Was she experiencing a thrill as they came down that hill and slammed into that retention wall? We never found out.
This week, it was my town's turn. My freshman daughter knew the kids, even hung out with them. When you see the site of the tragedy, a seasoned driver knows that something isn't quite right. It seems impossible to accidentally hit that tree, so far from the road.
But, alas, another passage of summer. For some, a devastatingly permanent passage. The pain is palpable. And yet, the teenage years seem to inevitably be a time of life for most people when we, groping for the boundaries of our own independence, are able to raise the stakes without yet understanding the contra side of the trade.
This phenomenon of being adult-sized in body but still kid-sized in mind and experience seems to be addressed mostly - in of all places - driving schools. There, they call it the "Superman Effect".
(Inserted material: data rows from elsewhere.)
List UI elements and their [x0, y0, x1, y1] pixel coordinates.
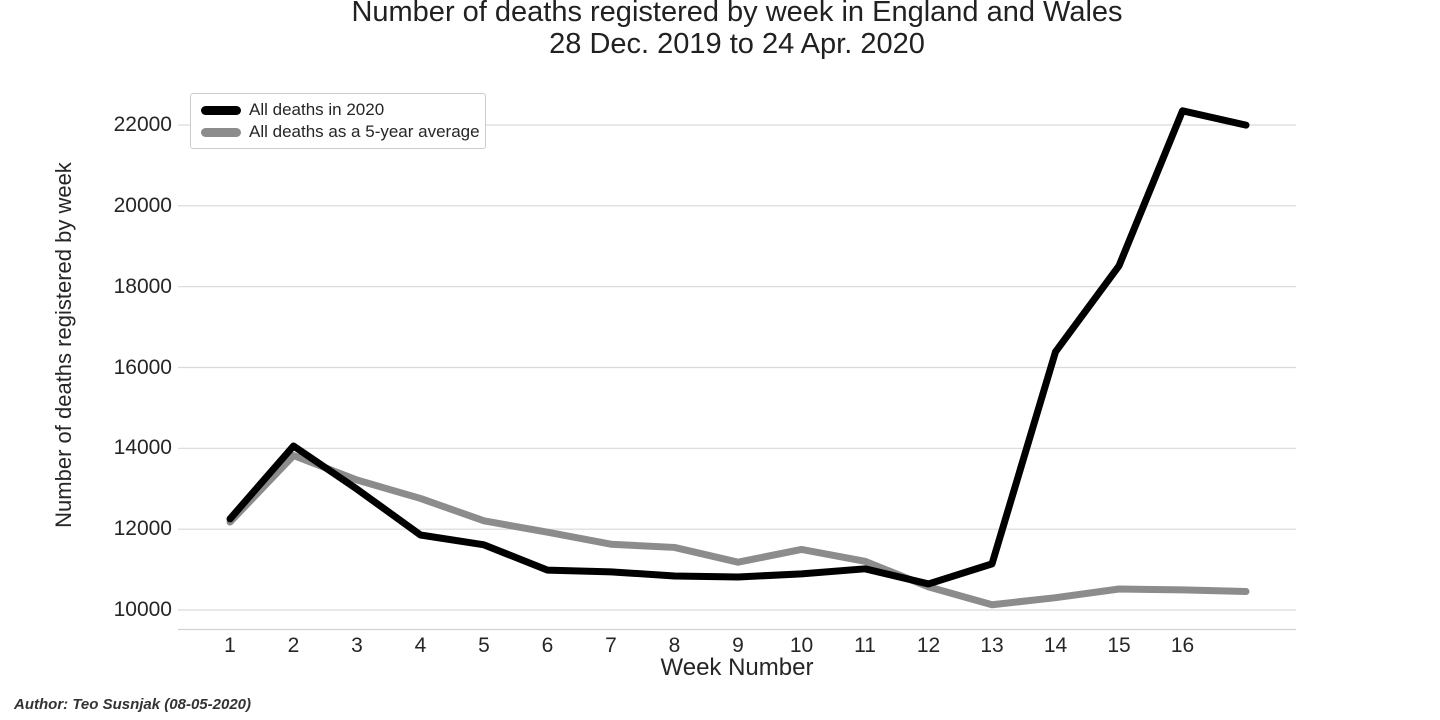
y-tick-label: 20000: [113, 193, 172, 217]
y-tick-label: 10000: [113, 598, 172, 621]
legend-label: All deaths in 2020: [249, 100, 385, 119]
y-tick-label: 22000: [113, 113, 172, 136]
legend-label: All deaths as a 5-year average: [249, 122, 480, 141]
x-axis-title: Week Number: [660, 654, 814, 681]
x-tick-label: 8: [668, 634, 681, 657]
x-tick-label: 15: [1107, 634, 1131, 657]
legend-swatch-all-deaths-in-2020: [201, 105, 241, 115]
x-tick-label: 16: [1170, 634, 1195, 657]
series-line-all-deaths-as-a-5-year-average: [226, 452, 1250, 609]
legend: All deaths in 2020 All deaths as a 5-year…: [190, 93, 486, 149]
y-tick-label: 16000: [113, 355, 172, 379]
x-tick-label: 5: [478, 634, 490, 657]
legend-item-all-deaths-in-2020: All deaths in 2020: [201, 99, 480, 121]
series-line-all-deaths-in-2020: [226, 107, 1250, 588]
x-tick-label: 11: [854, 634, 876, 657]
x-tick-label: 2: [287, 634, 300, 657]
legend-item-all-deaths-as-a-5-year-average: All deaths as a 5-year average: [201, 121, 480, 143]
x-tick-label: 12: [916, 634, 941, 657]
x-tick-label: 1: [224, 634, 236, 657]
chart-title: Number of deaths registered by week in E…: [37, 0, 1437, 60]
author-note: Author: Teo Susnjak (08-05-2020): [14, 696, 252, 713]
chart-title-line1: Number of deaths registered by week in E…: [351, 0, 1123, 28]
x-tick-label: 4: [414, 634, 427, 657]
x-tick-label: 10: [789, 634, 814, 657]
chart-title-line2: 28 Dec. 2019 to 24 Apr. 2020: [549, 28, 925, 60]
x-tick-label: 6: [541, 634, 554, 657]
x-tick-label: 3: [351, 634, 363, 657]
x-tick-label: 9: [732, 634, 744, 657]
y-tick-label: 12000: [113, 517, 172, 541]
y-tick-label: 14000: [113, 436, 172, 460]
y-tick-label: 18000: [113, 274, 172, 298]
x-tick-label: 7: [605, 634, 617, 657]
y-axis-title: Number of deaths registered by week: [51, 162, 76, 528]
x-tick-label: 13: [980, 634, 1004, 657]
x-tick-label: 14: [1043, 634, 1068, 657]
legend-swatch-all-deaths-as-a-5-year-average: [201, 127, 241, 137]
The "Superman Effect's" can't-happen-to-me definition make it painfully and unfortunately circular and cuts it off from external intervention. The only person who can shut down the "Superman Effect" is the individual. I can't shut down yours, you can't shut down mine.
Meanwhile, another summer, in another town, in another county, in every state passes by. I guess the freedom we like to talk about here really does have its price. It is truly tragic that no matter the age, that price is so often paid by people who don't understand the trade they're in.